Australische Isolation: keine Ausgangssperre, aber keine Musik in Restaurants

Die Behörden der größten australischen Stadt Sydney haben konkrete Maßnahmen zur Bekämpfung des Coronavirus angekündigt – keine Ausgangssperre, mit geöffneten Restaurants, aber ohne darin zu tanzen und zu singen.

In Sydney wurde ein Ausbruch des indischen Stammes des Delta-Coronavirus festgestellt, daher ist es den Einwohnern untersagt, die Stadt zu verlassen, um seine Ausbreitung zu verhindern. In der Gegend von Bodie Beach wurden laut APE 30 Personen positiv getestet.

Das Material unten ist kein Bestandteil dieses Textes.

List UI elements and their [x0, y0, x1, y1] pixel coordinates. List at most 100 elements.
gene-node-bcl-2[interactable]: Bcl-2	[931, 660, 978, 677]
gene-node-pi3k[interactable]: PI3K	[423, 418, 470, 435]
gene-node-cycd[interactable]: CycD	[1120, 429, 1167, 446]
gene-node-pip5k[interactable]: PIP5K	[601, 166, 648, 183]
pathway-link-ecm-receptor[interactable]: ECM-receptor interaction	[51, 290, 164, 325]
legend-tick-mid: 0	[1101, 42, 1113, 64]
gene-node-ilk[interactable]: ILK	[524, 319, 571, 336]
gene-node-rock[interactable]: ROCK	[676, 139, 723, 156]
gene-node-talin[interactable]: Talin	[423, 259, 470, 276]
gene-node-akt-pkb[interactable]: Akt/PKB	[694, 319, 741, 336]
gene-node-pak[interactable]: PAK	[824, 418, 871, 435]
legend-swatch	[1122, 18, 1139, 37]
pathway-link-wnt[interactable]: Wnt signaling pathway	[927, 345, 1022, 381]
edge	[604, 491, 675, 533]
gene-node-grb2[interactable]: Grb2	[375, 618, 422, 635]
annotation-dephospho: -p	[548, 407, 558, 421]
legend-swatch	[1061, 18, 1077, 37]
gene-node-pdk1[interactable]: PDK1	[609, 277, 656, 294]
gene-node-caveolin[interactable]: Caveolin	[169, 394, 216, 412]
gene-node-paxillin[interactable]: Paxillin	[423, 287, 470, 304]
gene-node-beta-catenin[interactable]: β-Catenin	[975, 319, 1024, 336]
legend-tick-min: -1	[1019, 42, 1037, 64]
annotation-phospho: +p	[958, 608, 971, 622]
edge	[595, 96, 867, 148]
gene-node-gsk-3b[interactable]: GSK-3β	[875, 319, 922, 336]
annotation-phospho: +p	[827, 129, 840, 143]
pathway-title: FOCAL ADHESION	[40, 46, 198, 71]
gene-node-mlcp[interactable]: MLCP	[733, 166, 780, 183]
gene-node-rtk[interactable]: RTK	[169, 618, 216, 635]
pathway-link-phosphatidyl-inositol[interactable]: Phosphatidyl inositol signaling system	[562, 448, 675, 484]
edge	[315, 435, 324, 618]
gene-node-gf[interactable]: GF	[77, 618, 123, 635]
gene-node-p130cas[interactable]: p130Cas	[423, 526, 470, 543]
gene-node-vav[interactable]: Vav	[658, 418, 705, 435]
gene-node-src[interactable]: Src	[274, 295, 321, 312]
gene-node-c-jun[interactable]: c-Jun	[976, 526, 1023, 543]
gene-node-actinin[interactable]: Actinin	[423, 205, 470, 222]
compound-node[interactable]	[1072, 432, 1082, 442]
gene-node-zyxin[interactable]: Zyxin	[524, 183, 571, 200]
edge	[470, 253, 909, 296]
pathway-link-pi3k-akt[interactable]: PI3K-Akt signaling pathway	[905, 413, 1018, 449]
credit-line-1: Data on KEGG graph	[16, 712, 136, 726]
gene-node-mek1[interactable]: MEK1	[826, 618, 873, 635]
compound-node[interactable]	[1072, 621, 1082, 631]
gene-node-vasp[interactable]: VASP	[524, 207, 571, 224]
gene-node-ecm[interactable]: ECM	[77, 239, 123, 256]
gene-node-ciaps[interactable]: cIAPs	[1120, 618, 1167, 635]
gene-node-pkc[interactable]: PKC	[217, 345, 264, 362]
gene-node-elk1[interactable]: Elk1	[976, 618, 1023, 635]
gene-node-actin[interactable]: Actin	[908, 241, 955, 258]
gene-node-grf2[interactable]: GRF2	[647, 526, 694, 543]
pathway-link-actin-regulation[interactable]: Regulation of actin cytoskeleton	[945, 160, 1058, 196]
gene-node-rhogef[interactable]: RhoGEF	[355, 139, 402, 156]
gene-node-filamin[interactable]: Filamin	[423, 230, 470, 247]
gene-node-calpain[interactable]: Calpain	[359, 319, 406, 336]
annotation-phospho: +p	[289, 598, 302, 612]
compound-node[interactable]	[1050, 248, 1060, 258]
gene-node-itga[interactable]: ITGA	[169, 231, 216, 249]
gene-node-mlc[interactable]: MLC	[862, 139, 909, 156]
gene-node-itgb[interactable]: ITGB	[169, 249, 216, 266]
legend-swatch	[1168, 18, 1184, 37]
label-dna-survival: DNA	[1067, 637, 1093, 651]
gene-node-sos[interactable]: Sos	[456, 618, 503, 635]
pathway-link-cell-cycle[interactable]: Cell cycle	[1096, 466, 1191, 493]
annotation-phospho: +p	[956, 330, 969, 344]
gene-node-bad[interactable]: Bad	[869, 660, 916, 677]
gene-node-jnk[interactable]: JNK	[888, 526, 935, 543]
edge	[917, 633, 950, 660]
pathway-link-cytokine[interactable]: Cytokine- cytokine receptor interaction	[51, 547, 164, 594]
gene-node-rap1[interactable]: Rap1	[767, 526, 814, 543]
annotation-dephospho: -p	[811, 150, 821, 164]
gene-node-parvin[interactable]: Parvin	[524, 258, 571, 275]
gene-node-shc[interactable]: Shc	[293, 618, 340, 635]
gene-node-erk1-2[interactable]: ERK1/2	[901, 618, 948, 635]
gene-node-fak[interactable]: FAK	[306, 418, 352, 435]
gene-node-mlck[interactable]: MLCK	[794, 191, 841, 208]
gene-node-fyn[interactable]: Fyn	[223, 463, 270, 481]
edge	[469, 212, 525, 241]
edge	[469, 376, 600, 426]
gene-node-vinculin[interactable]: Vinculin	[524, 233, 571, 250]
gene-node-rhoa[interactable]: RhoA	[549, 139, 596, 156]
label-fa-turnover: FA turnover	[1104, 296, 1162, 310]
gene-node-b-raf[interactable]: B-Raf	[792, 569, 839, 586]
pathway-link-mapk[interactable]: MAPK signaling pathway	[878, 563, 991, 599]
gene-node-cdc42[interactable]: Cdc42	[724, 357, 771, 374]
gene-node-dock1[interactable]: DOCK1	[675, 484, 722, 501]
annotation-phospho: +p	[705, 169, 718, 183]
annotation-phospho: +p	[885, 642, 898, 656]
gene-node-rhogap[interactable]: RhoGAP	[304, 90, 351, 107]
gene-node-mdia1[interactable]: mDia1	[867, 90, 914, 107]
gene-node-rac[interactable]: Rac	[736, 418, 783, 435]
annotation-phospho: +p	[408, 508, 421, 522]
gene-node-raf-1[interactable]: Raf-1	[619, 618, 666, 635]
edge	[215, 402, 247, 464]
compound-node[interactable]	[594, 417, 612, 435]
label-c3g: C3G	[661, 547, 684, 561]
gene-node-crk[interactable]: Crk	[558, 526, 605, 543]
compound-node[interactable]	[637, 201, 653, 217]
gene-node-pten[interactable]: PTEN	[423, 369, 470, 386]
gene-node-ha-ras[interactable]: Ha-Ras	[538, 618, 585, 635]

Gladys Beretziklian, Premierministerin von New South Wales, hat heute das Inkrafttreten des Einreiseverbots aus Sydney bekannt gegeben, außer aus triftigen Gründen. Auch die Zahl der Menschen, die zusammenkommen können, hat abgenommen. Bei noch erlaubten Großveranstaltungen soll die Sitzplatzkapazität 50 % betragen. Bars und Restaurants in der Stadt schließen nicht, aber Musik ist ab heute verboten. Gesundheitsminister Brad Hazard stellt fest:

„Aus Erfahrung weiß ich, dass es eine gewisse Müdigkeit und eine gewisse Gleichgültigkeit gegenüber dem Virus gibt.“

Er forderte die Bewohner auf, wachsam gegenüber „diesem gefährlichsten mutierten Stamm des Virus zu sein, es sollte keine Apathie geben“. Bisher hat Australien mit weniger als 30.000 Coronavirus-Fällen und weniger als 1.000 Todesfällen erfolgreich auf die COVID-19-Pandemie reagiert. Victoria wurde am härtesten getroffen.

Alles begann mit dem Delta-Stamm eines Fahrers, einem Einwohner von Sydney, der mit Flugbesatzungen von Fluggesellschaften arbeitete. Von den bisher 25 Millionen Menschen in Australien sind nur 6,7 Millionen geimpft. Die Mehrheit erhielt jedoch nur die erste Impfung.